The Illusion of Connection
How our society communicates has been heavily influenced by the development and growth of social media. Social mediaites have incorporated social networking sites into the very fabric of their life, using them to talk with friends, ask for advice, publish creative output, follow current events, develop content curation skills, and more.
All of these tasks have cause our attention spans to shorten, and has created the illusion of connection.

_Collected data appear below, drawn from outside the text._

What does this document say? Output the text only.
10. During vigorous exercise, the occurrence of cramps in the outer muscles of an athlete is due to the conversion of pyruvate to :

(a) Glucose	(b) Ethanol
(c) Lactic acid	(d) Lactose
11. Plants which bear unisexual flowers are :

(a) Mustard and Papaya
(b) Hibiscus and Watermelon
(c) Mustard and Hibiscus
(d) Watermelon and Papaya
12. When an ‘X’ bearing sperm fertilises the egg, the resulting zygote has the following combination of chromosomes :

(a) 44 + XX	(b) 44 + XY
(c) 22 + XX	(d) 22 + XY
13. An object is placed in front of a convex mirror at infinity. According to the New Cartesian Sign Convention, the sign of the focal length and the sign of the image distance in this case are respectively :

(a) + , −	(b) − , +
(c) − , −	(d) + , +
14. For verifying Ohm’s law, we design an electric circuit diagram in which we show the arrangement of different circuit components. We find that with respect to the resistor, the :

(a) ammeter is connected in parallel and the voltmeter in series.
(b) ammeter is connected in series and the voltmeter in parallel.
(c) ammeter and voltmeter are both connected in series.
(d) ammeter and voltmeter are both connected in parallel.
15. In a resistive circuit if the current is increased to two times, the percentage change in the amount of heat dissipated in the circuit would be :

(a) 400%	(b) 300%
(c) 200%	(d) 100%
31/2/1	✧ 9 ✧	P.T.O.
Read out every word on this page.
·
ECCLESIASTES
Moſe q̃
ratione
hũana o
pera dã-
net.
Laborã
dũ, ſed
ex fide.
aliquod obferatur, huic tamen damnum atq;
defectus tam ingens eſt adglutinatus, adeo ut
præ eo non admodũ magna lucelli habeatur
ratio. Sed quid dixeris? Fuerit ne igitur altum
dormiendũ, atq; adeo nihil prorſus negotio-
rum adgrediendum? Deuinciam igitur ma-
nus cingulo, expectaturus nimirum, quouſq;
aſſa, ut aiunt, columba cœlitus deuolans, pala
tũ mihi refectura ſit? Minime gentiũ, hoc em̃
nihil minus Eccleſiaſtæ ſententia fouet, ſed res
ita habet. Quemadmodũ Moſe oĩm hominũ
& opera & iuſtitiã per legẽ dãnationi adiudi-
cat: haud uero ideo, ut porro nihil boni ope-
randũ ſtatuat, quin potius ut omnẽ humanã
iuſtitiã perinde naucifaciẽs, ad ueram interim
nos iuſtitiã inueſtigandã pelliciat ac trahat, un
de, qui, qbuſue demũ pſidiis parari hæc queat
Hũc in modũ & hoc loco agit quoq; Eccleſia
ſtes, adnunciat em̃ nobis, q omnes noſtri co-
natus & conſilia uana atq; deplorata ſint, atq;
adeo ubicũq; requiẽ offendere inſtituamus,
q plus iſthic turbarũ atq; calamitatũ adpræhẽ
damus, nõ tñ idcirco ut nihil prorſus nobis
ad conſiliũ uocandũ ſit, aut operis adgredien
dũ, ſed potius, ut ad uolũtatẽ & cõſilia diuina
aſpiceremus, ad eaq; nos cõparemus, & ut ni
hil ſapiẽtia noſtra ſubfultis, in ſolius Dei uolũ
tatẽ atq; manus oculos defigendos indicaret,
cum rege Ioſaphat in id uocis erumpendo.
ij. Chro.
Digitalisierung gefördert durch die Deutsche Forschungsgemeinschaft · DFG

The illusion stems from misrepresentations taking place in cyberspace. Scanning through information is now the norm, and reading is the exception. We might think that we can digest two lines of text and get an accurate summary, but often that’s not the case. Remember NPR’s April Fools’ Day web story “Why Doesn’t America Read Anymore?“?
The TL;DR Phenomenon
TL;DR (“too long; didn’t read” for the uninformed) is how the aforementioned facts have been summarized by internet aficionados.
The Media Insight Project conducted a nationally representative telephone survey of 1,492 adults conducted from January 9 through February 16, 2014. Some key results are shared below.
According to the report, “fully 4 in 10 Americans say they got news in the last week from social media, through platforms such as Twitter or Facebook.” With 40 percent of news being discovered on social media, it is becoming an important tool for people across all generations to discover news.
Here’s where the TL;DR phenomenon comes into effect: “Overall, 41 percent of Americans report that they watched, read, or heard any in-depth news stories, beyond the headlines, in the last week.” That means 59 percent of Americans only read headlines!
So get to writing those captivating headlines because without them .. well … good luck.
What Does This Mean For News?
With nearly half of Americans with internet access signed up for news alerts, quick snippets of info seem to provide all the user needs.
Is it possible to provide a useful summary in the sort of 15-second attention chunks desired, or can you only provide the illusion of a useful summary?
Does this mean long-form writing is of yesteryear?